REPUBLIKA.CO.ID, WASHINGTON – PBB dan Amerika Serikat (AS) mengutuk serangan bom di Mogadishu, Somalia, yang menewaskan sedikitnya 100 orang pada Sabtu (29/10/2022) pekan lalu. Insiden itu turut menyebabkan ratusan warga lainnya terluka.
“(Sekjen PBB Antonio Guterres) sangat mengutuk serangan keji ini dan menegaskan kembali bahwa PBB berdiri dalam solidaritas dengan Somalia melawan ekstremisme kekerasan,” kata juru bicara Guterres, Stephane Dujarric, Ahad (30/10/2022), dilaporkan laman Al Arabiya.
Guterres pun menyampaikan belasungkawa kepada keluarga para korban, termasuk pemerintah dan rakyat Somalia. Pada hari yang sama, Gedung Putih juga mengeluarkan kecaman atas aksi serangan bom di Somalia. Washington secara khusus menyoroti bagaimana serangan itu diatur untuk menargetkan Kementerian Pendidikan Somalia dan responden pertama.
"AS tetap berkomitmen untuk mendukung Pemerintah Federal Somalia dalam perjuangannya untuk mencegah tindakan teroris tidak berperasaan seperti itu," kata penasihat Keamanan Nasional AS Jake Sullivan dalam sebuah pernyataan.
Pada Sabtu pekan lalu, dua mobil dipenuhi bom meledak di dekat persimpangan Zobe yang sibuk di Mogadishu.
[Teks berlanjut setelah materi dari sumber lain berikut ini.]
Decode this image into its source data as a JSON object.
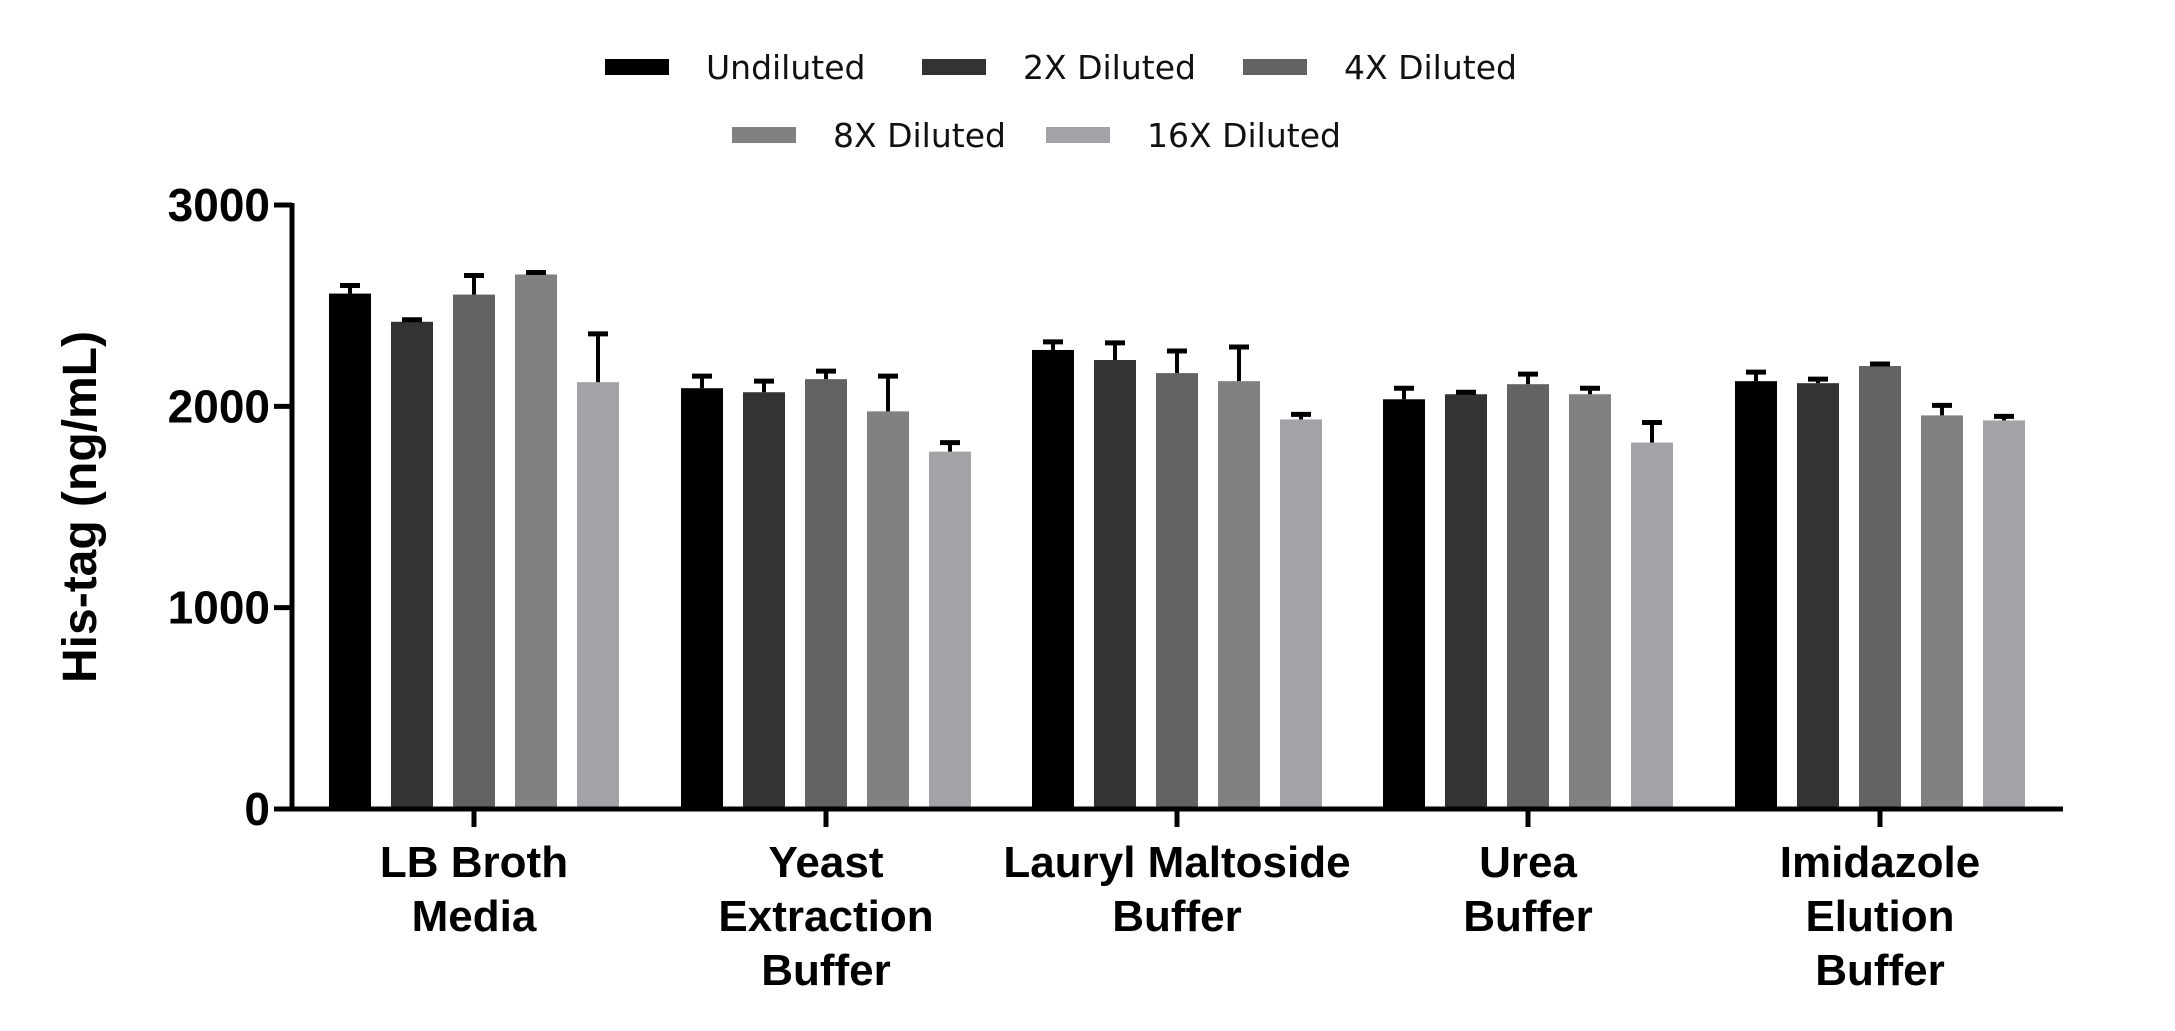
{
  "chart_data": {
    "type": "bar",
    "ylabel": "His-tag (ng/mL)",
    "xlabel": "",
    "ylim": [
      0,
      3000
    ],
    "yticks": [
      0,
      1000,
      2000,
      3000
    ],
    "grid": false,
    "legend_position": "top-center",
    "categories": [
      [
        "LB Broth",
        "Media"
      ],
      [
        "Yeast",
        "Extraction",
        "Buffer"
      ],
      [
        "Lauryl Maltoside",
        "Buffer"
      ],
      [
        "Urea",
        "Buffer"
      ],
      [
        "Imidazole",
        "Elution",
        "Buffer"
      ]
    ],
    "series": [
      {
        "name": "Undiluted",
        "color": "#000000",
        "values": [
          2560,
          2090,
          2280,
          2035,
          2125
        ],
        "errors": [
          40,
          60,
          40,
          55,
          45
        ]
      },
      {
        "name": "2X Diluted",
        "color": "#333333",
        "values": [
          2420,
          2070,
          2230,
          2060,
          2115
        ],
        "errors": [
          10,
          55,
          85,
          10,
          20
        ]
      },
      {
        "name": "4X Diluted",
        "color": "#626262",
        "values": [
          2555,
          2135,
          2165,
          2110,
          2200
        ],
        "errors": [
          95,
          40,
          110,
          50,
          10
        ]
      },
      {
        "name": "8X Diluted",
        "color": "#818181",
        "values": [
          2655,
          1975,
          2125,
          2060,
          1955
        ],
        "errors": [
          10,
          175,
          170,
          30,
          50
        ]
      },
      {
        "name": "16X Diluted",
        "color": "#a3a3a7",
        "values": [
          2120,
          1775,
          1935,
          1820,
          1930
        ],
        "errors": [
          240,
          45,
          25,
          100,
          20
        ]
      }
    ]
  }
}
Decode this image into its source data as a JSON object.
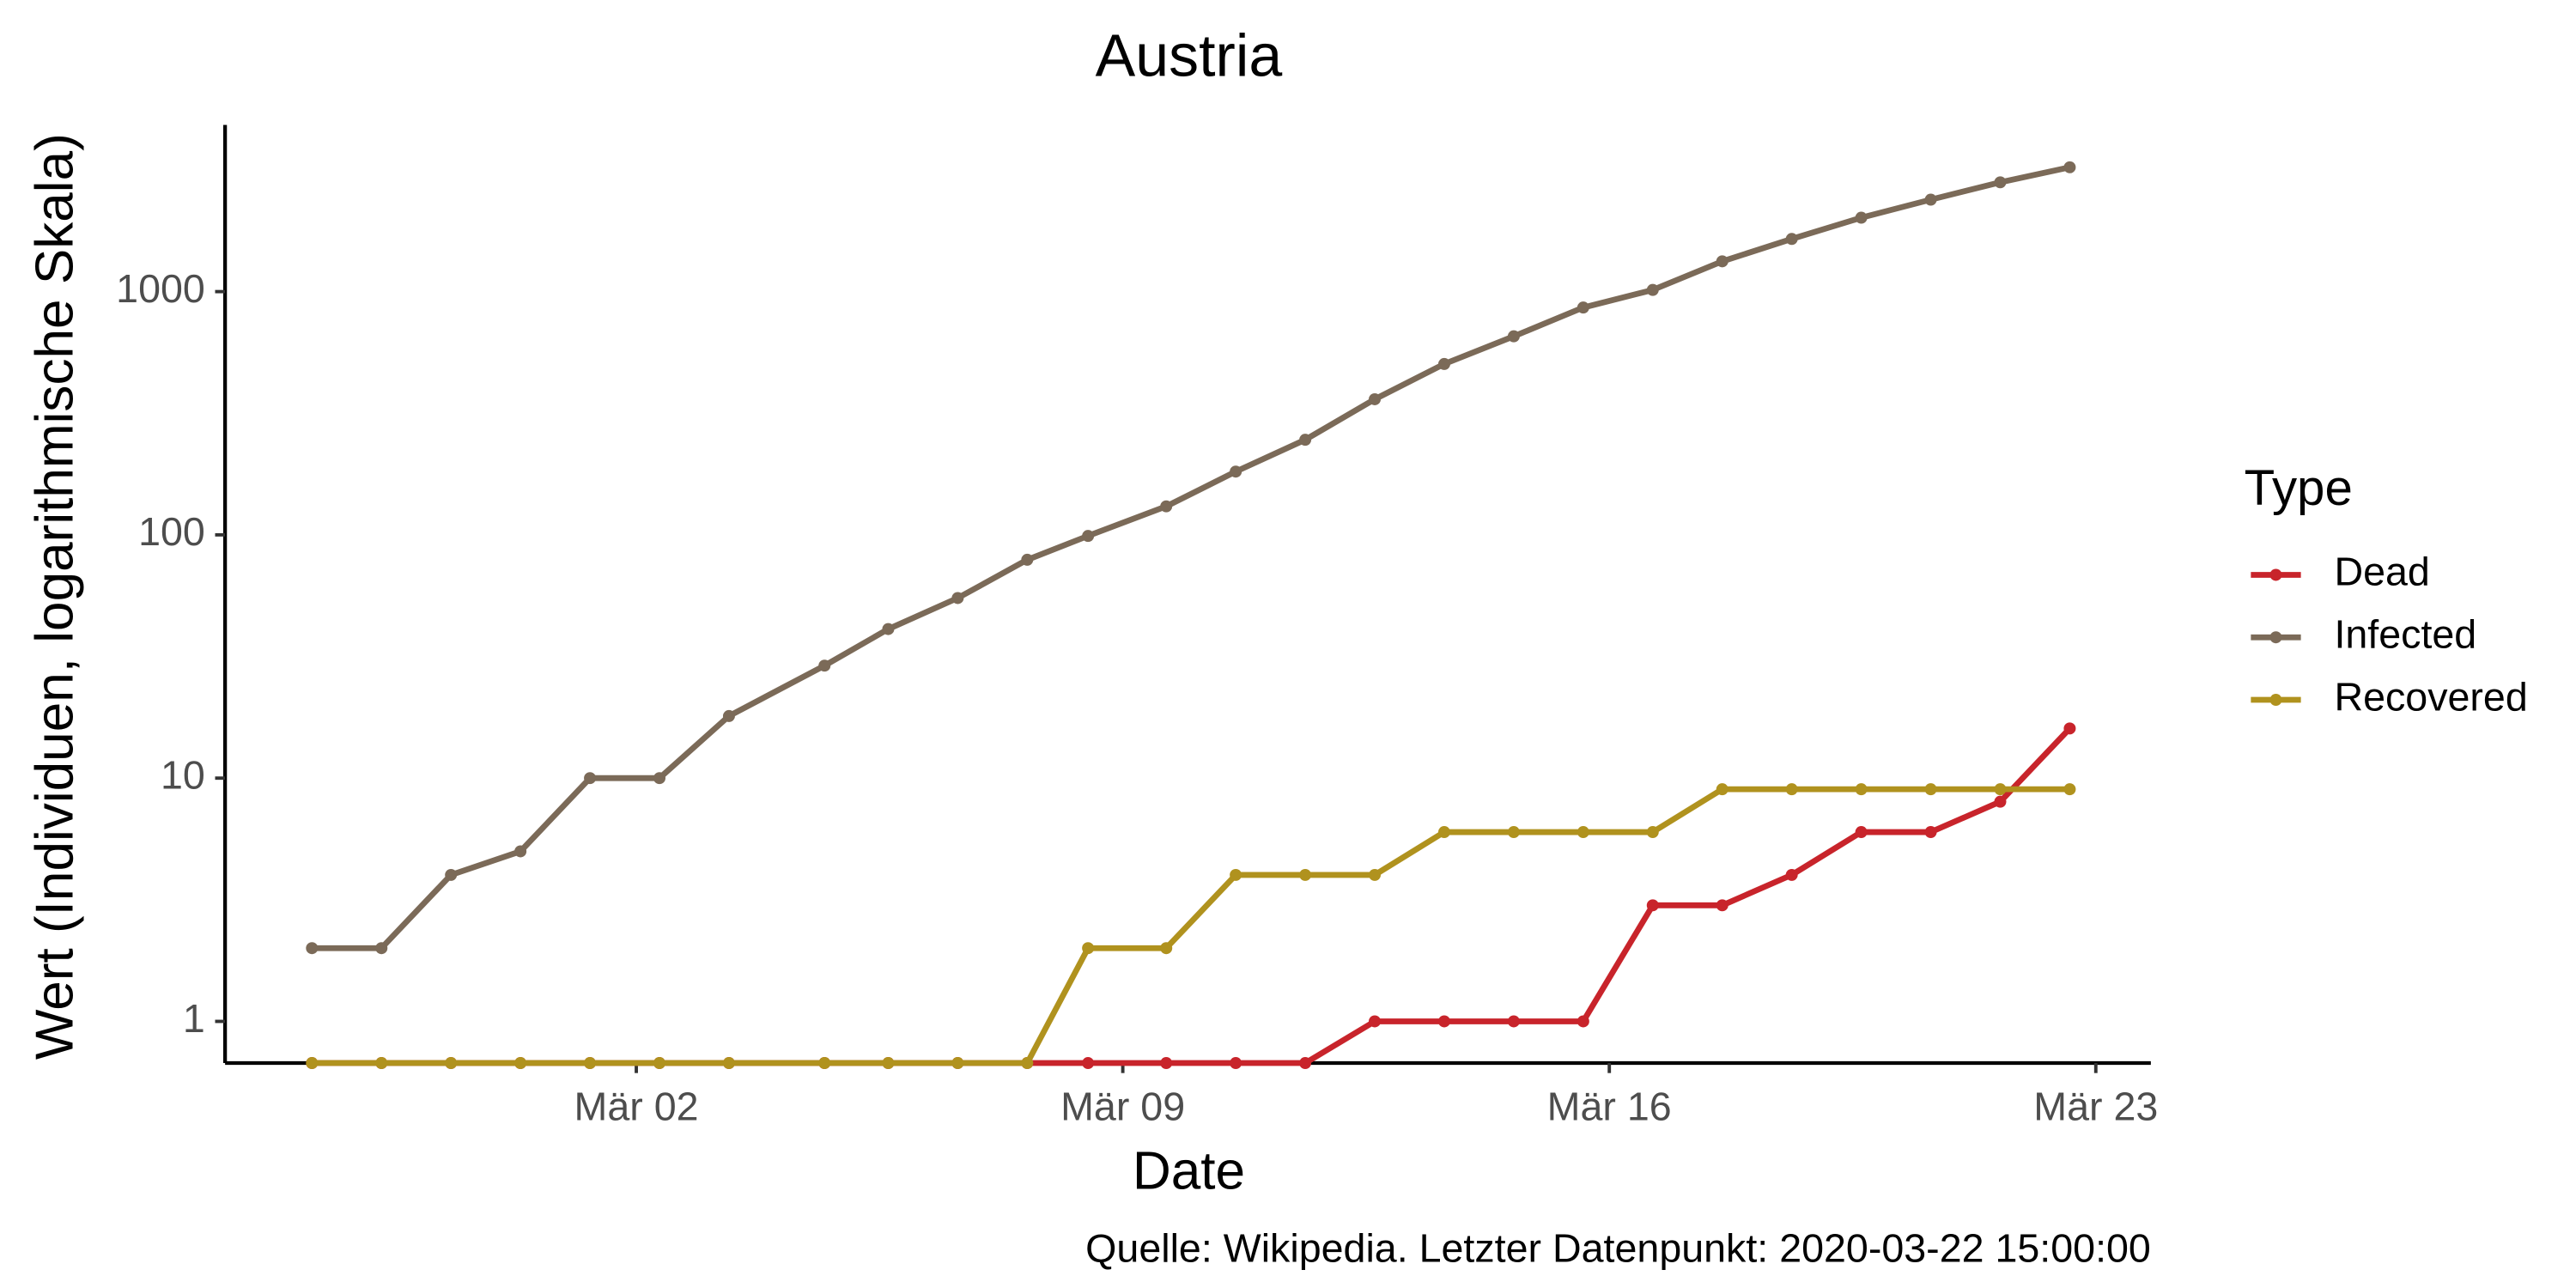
{
  "chart_data": {
    "type": "line",
    "title": "Austria",
    "x_label": "Date",
    "y_label": "Wert (Individuen, logarithmische Skala)",
    "caption": "Quelle: Wikipedia. Letzter Datenpunkt: 2020-03-22 15:00:00",
    "legend_title": "Type",
    "legend_position": "right",
    "log_y": true,
    "grid": false,
    "x": [
      "2020-02-26 08:00",
      "2020-02-27 08:00",
      "2020-02-28 08:00",
      "2020-02-29 08:00",
      "2020-03-01 08:00",
      "2020-03-02 08:00",
      "2020-03-03 08:00",
      "2020-03-04 17:00",
      "2020-03-05 15:00",
      "2020-03-06 15:00",
      "2020-03-07 15:00",
      "2020-03-08 12:00",
      "2020-03-09 15:00",
      "2020-03-10 15:00",
      "2020-03-11 15:00",
      "2020-03-12 15:00",
      "2020-03-13 15:00",
      "2020-03-14 15:00",
      "2020-03-15 15:00",
      "2020-03-16 15:00",
      "2020-03-17 15:00",
      "2020-03-18 15:00",
      "2020-03-19 15:00",
      "2020-03-20 15:00",
      "2020-03-21 15:00",
      "2020-03-22 15:00"
    ],
    "series": [
      {
        "name": "Dead",
        "color": "#c8242b",
        "values": [
          0,
          0,
          0,
          0,
          0,
          0,
          0,
          0,
          0,
          0,
          0,
          0,
          0,
          0,
          0,
          1,
          1,
          1,
          1,
          3,
          3,
          4,
          6,
          6,
          8,
          16
        ]
      },
      {
        "name": "Infected",
        "color": "#7b6a58",
        "values": [
          2,
          2,
          4,
          5,
          10,
          10,
          18,
          29,
          41,
          55,
          79,
          99,
          131,
          182,
          246,
          361,
          504,
          655,
          860,
          1016,
          1332,
          1646,
          2013,
          2388,
          2814,
          3244
        ]
      },
      {
        "name": "Recovered",
        "color": "#b0921e",
        "values": [
          0,
          0,
          0,
          0,
          0,
          0,
          0,
          0,
          0,
          0,
          0,
          2,
          2,
          4,
          4,
          4,
          6,
          6,
          6,
          6,
          9,
          9,
          9,
          9,
          9,
          9
        ]
      }
    ],
    "xlim": [
      "2020-02-25 02:00",
      "2020-03-23 19:00"
    ],
    "xticks": [
      {
        "value": "2020-03-02",
        "label": "Mär 02"
      },
      {
        "value": "2020-03-09",
        "label": "Mär 09"
      },
      {
        "value": "2020-03-16",
        "label": "Mär 16"
      },
      {
        "value": "2020-03-23",
        "label": "Mär 23"
      }
    ],
    "ylim": [
      0.674,
      4842
    ],
    "yticks": [
      1,
      10,
      100,
      1000
    ]
  }
}
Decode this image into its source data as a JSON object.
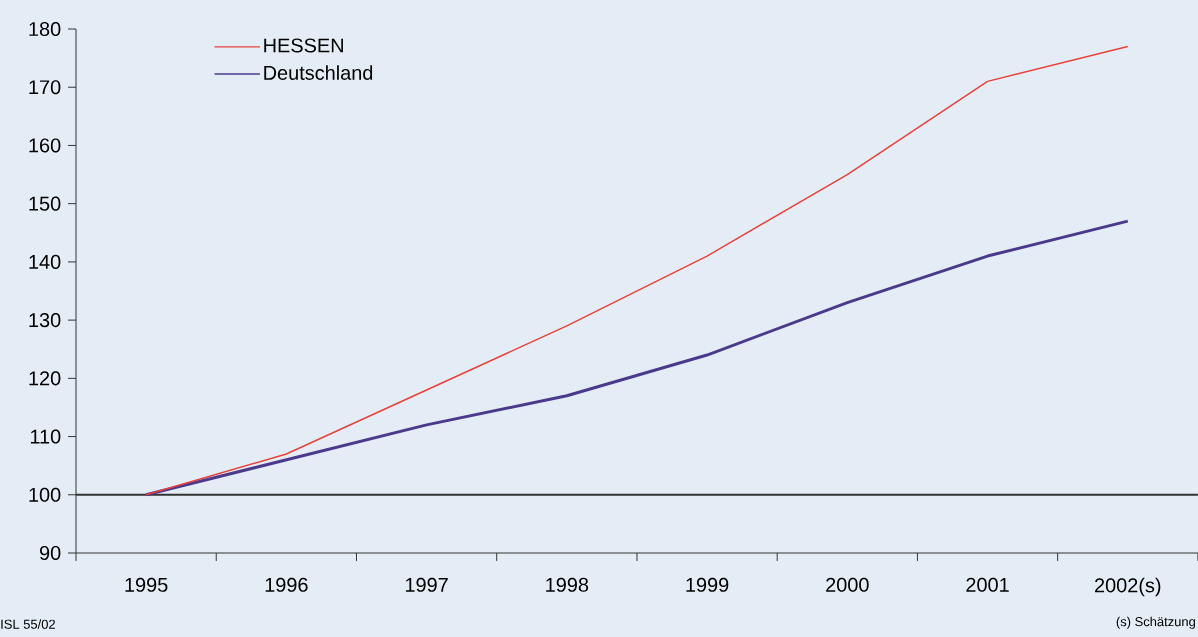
{
  "chart_data": {
    "type": "line",
    "categories": [
      "1995",
      "1996",
      "1997",
      "1998",
      "1999",
      "2000",
      "2001",
      "2002(s)"
    ],
    "series": [
      {
        "name": "HESSEN",
        "color": "#e8403a",
        "values": [
          100,
          107,
          118,
          129,
          141,
          155,
          171,
          177
        ]
      },
      {
        "name": "Deutschland",
        "color": "#4b3a8c",
        "values": [
          100,
          106,
          112,
          117,
          124,
          133,
          141,
          147
        ]
      }
    ],
    "ylim": [
      90,
      180
    ],
    "yticks": [
      90,
      100,
      110,
      120,
      130,
      140,
      150,
      160,
      170,
      180
    ],
    "ref_lines": [
      {
        "axis": "y",
        "value": 100,
        "color": "#333333"
      }
    ],
    "legend": "top left",
    "grid": false,
    "marker": "none",
    "line_style": "solid",
    "annotations": [
      "ISL 55/02",
      "(s) Schätzung"
    ]
  }
}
Insiden itu diikuti dengan aksi penembakan yang menargetkan Kementerian Pendidikan Somalia. Sedikitnya 100 orang dilaporkan tewas dalam kejadian tersebut.
Kelompok Al-Shabaab yang terafiliasi dengan Al-Qaeda mengklaim bertanggung jawab atas serangan itu. Mereka pun menyatakan bahwa para anggotanya memang sengaja menargetkan Kementerian Pendidikan Somalia.
Selain menghadapi ancaman terorisme, Somalia pun sedang dibekap krisis pangan. Pada September lalu, Kepala Kantor PBB untuk Urusan Kemanusiaan Martin Griffiths mengatakan Somalia berada di ambang bencana kelaparan. Hal itu disebabkan kekeringan parah yang melanda negara tersebut.
“Kelaparan sudah di ambang pintu dan kami menerima peringatan terakhir,” kata Griffiths dalam konferensi pers di Mogadishu, 5 September lalu. Dia mengungkapkan, kelaparan parah kemungkinan terjadi di dua wilayah, yakni di Somalia tengah dan selatan.
Griffiths, yang memulai kunjungannya ke Somalia pada 1 September lalu mengaku sangat terkejut dan terenyuh melihat kondisi di Somalia. “Waktu terus berjalan, ia akan segera habis,” ucapnya, memperingatkan tentang perlunya untuk segera menyalurkan bantuan kemanusiaan ke negara tersebut.
Menurut PBB, terdapat 7,8 juta orang yang menghadapi krisis kelaparan di Somalia atau sekitar setengah dari populasi negara tersebut. Sekitar 1 juta warga di sana telah melakukan perjalanan dan meninggalkan rumah mereka untuk mencari makanan serta air.